Это не мы спрашиваем. Это спрашивает взволнованный господин. Но объяснить этого оказывается нельзя, ибо «всякое поползновение к объяснению есть противоположное тому, что на русском языке называется словом — годить». Так отвечает ему приятель его Глумов. (Зрители понимают что Глумов раньше «все понял». Друг его еще по инерции пытается «вникать». Глумов — лидер процесса «гожения», приятель — ведомый. Действие чем-то напоминает цирк: белый клоун с потухшими глазами, пестрый клоун — восторженный энтузиаст.)
Но если нельзя объяснить, то можно увидеть. Запущенное фразой Молчалина бездействие началось. Начался процесс вытравливания из себя не только мысли, но самой способности к мысли, естественного к ней побуждения. Эти два интеллигента, недавние либералы, смельчаки клубных дискуссий, домашние политэкономы, бурно приветствовавшие реформы, демонстрируют процесс бесконечного приспособления себя к изменившимся общественным обстоятельствам, сиречь к реакции. (Щедрин верен событиям. Как известно, за «эпохой реформ» последовала «эпоха контрреформ», когда правительство Александра II, по существу, прекратило действие «преобразований». «Нельзя так сразу…», «Россия не подготовлена», «русский народ не желает и не понимает умаления власти царя» — расхожие аргументы сторонников неподвижности государственной системы империи. Одним словом, надо погодить! Щедрин ничего не выдумал, он лишь изобразил время, когда на это «надо погодить» наложился всеобщий страх перед действиями революционеров, страх, возбуждавший лихорадочную деятельность сыска и охранительные меры, доходившие до нелепейших проектов «умиротворения» и анекдотических предписаний).

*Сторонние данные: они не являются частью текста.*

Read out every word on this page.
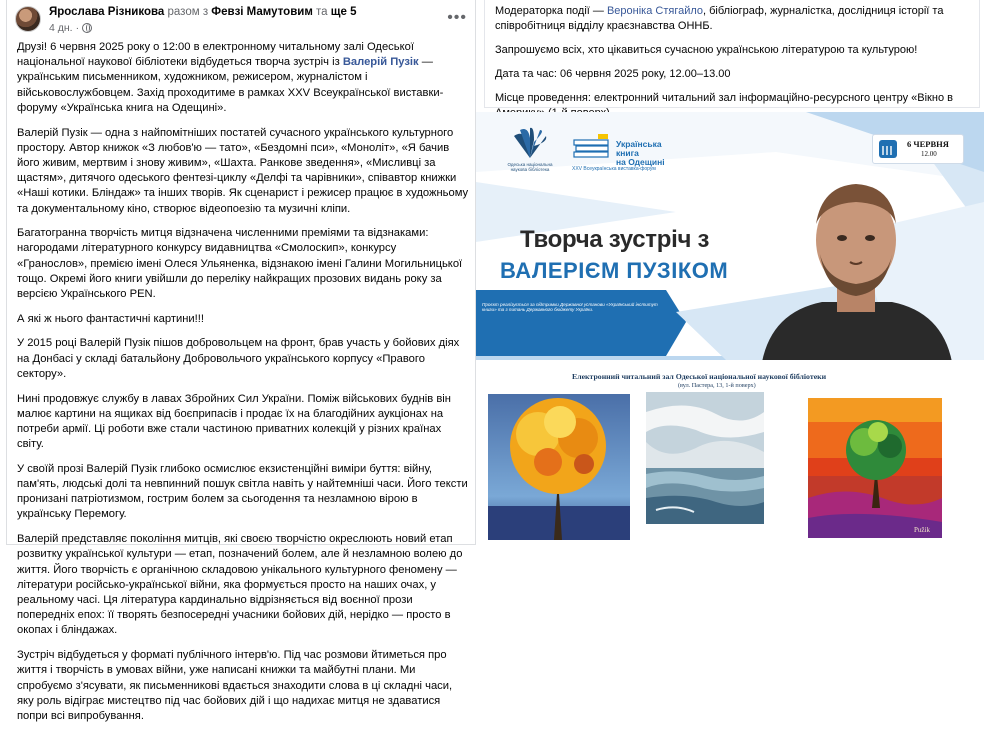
Ярослава Різникова разом з Февзі Мамутовим та ще 5
4 дн. ·
•••

Друзі! 6 червня 2025 року о 12:00 в електронному читальному залі Одеської національної наукової бібліотеки відбудеться творча зустріч із Валерій Пузік — українським письменником, художником, режисером, журналістом і військовослужбовцем. Захід проходитиме в рамках XXV Всеукраїнської виставки-форуму «Українська книга на Одещині».

Валерій Пузік — одна з найпомітніших постатей сучасного українського культурного простору. Автор книжок «З любов'ю — тато», «Бездомні пси», «Моноліт», «Я бачив його живим, мертвим і знову живим», «Шахта. Ранкове зведення», «Мисливці за щастям», дитячого одеського фентезі-циклу «Делфі та чарівники», співавтор книжки «Наші котики. Бліндаж» та інших творів. Як сценарист і режисер працює в художньому та документальному кіно, створює відеопоезію та музичні кліпи.

Багатогранна творчість митця відзначена численними преміями та відзнаками: нагородами літературного конкурсу видавництва «Смолоскип», конкурсу «Гранослов», премією імені Олеся Ульяненка, відзнакою імені Галини Могильницької тощо. Окремі його книги увійшли до переліку найкращих прозових видань року за версією Українського PEN.

А які ж нього фантастичні картини!!!

У 2015 році Валерій Пузік пішов добровольцем на фронт, брав участь у бойових діях на Донбасі у складі батальйону Добровольчого українського корпусу «Правого сектору».

Нині продовжує службу в лавах Збройних Сил України. Поміж військових буднів він малює картини на ящиках від боєприпасів і продає їх на благодійних аукціонах на потреби армії. Ці роботи вже стали частиною приватних колекцій у різних країнах світу.

У своїй прозі Валерій Пузік глибоко осмислює екзистенційні виміри буття: війну, пам'ять, людські долі та невпинний пошук світла навіть у найтемніші часи. Його тексти пронизані патріотизмом, гострим болем за сьогодення та незламною вірою в українську Перемогу.

Валерій представляє покоління митців, які своєю творчістю окреслюють новий етап розвитку української культури — етап, позначений болем, але й незламною волею до життя. Його творчість є органічною складовою унікального культурного феномену — літератури російсько-української війни, яка формується просто на наших очах, у реальному часі. Ця література кардинально відрізняється від воєнної прози попередніх епох: її творять безпосередні учасники бойових дій, нерідко — просто в окопах і бліндажах.

Зустріч відбудеться у форматі публічного інтерв'ю. Під час розмови йтиметься про життя і творчість в умовах війни, уже написані книжки та майбутні плани. Ми спробуємо з'ясувати, як письменникові вдається знаходити слова в ці складні часи, яку роль відіграє мистецтво під час бойових дій і що надихає митця не здаватися попри всі випробування.

Модераторка події — Вероніка Стягайло, бібліограф, журналістка, дослідниця історії та співробітниця відділу краєзнавства ОННБ.

Запрошуємо всіх, хто цікавиться сучасною українською літературою та культурою!

Дата та час: 06 червня 2025 року, 12.00–13.00

Місце проведення: електронний читальний зал інформаційно-ресурсного центру «Вікно в

Одеська національна наукова бібліотека
Українська
книга
на Одещині
XXV Всеукраїнська виставка-форум
6 ЧЕРВНЯ
12.00
Творча зустріч з
ВАЛЕРІЄМ ПУЗІКОМ
Проєкт реалізується за підтримки Державної установи «Український інститут книги» та з питань Державного бюджету України.
Електронний читальний зал Одеської національної наукової бібліотеки
(вул. Пастера, 13, 1-й поверх)
Pužik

Валентин Гафт — Глумов и Игорь Кваша — его друг удобно сидят в креслах, лишь изредка оставляя их, но процесс бездействия все нарастает, становится монументальнее. Актеры играют драму мысли, вернее сказать — драму удушаемой и издыхающей мысли, соединял чисто интеллектуальный, «объяснительный» стиль игры с физиологическим. Их герои смачно проживают утробные радости. Делается это виртуозно. Многоверстые пешие прогулки наших героев, жирная еда, размышление о «важных предметах», вроде цен на говядину, — все это, по Щедрину, инструмент для извлечения остатков мысли из человеческих голов.
…Вот они сидят перед нами, то вальяжно беседуя, то озираясь. Страх растет: ан и около пошарят? А ведь чем они только не восторгались — и отменой крепостного права, и введением земских учреждений и, и… тем, что теперь и вымолвить страшно.

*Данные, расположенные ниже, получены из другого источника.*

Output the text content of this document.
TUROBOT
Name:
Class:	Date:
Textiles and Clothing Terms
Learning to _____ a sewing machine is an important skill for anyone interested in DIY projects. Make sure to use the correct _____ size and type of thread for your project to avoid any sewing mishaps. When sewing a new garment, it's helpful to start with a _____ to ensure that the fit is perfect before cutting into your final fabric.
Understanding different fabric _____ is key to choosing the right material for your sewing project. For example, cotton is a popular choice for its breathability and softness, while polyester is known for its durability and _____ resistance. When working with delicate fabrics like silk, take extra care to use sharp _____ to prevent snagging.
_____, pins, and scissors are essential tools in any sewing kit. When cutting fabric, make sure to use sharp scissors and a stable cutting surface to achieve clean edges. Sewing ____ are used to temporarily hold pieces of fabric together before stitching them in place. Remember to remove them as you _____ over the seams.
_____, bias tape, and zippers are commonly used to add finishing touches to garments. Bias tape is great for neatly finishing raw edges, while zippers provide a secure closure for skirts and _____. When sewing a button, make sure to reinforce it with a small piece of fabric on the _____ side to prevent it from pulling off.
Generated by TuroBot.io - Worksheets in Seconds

— Глумов, мы ведь с тобой восторгались — уже трагический шепот оглашает полуночную квартиру. Они принимают на себя схиму благонамеренности, дают обет «удивлять мир отсутствием поступков и опрятностью чувств».
Как погребальный звон по их неосмотрительной молодости раздается это дважды повторенное Глумовым: …отсутствием поступков и опрятностью чувств… Бомм!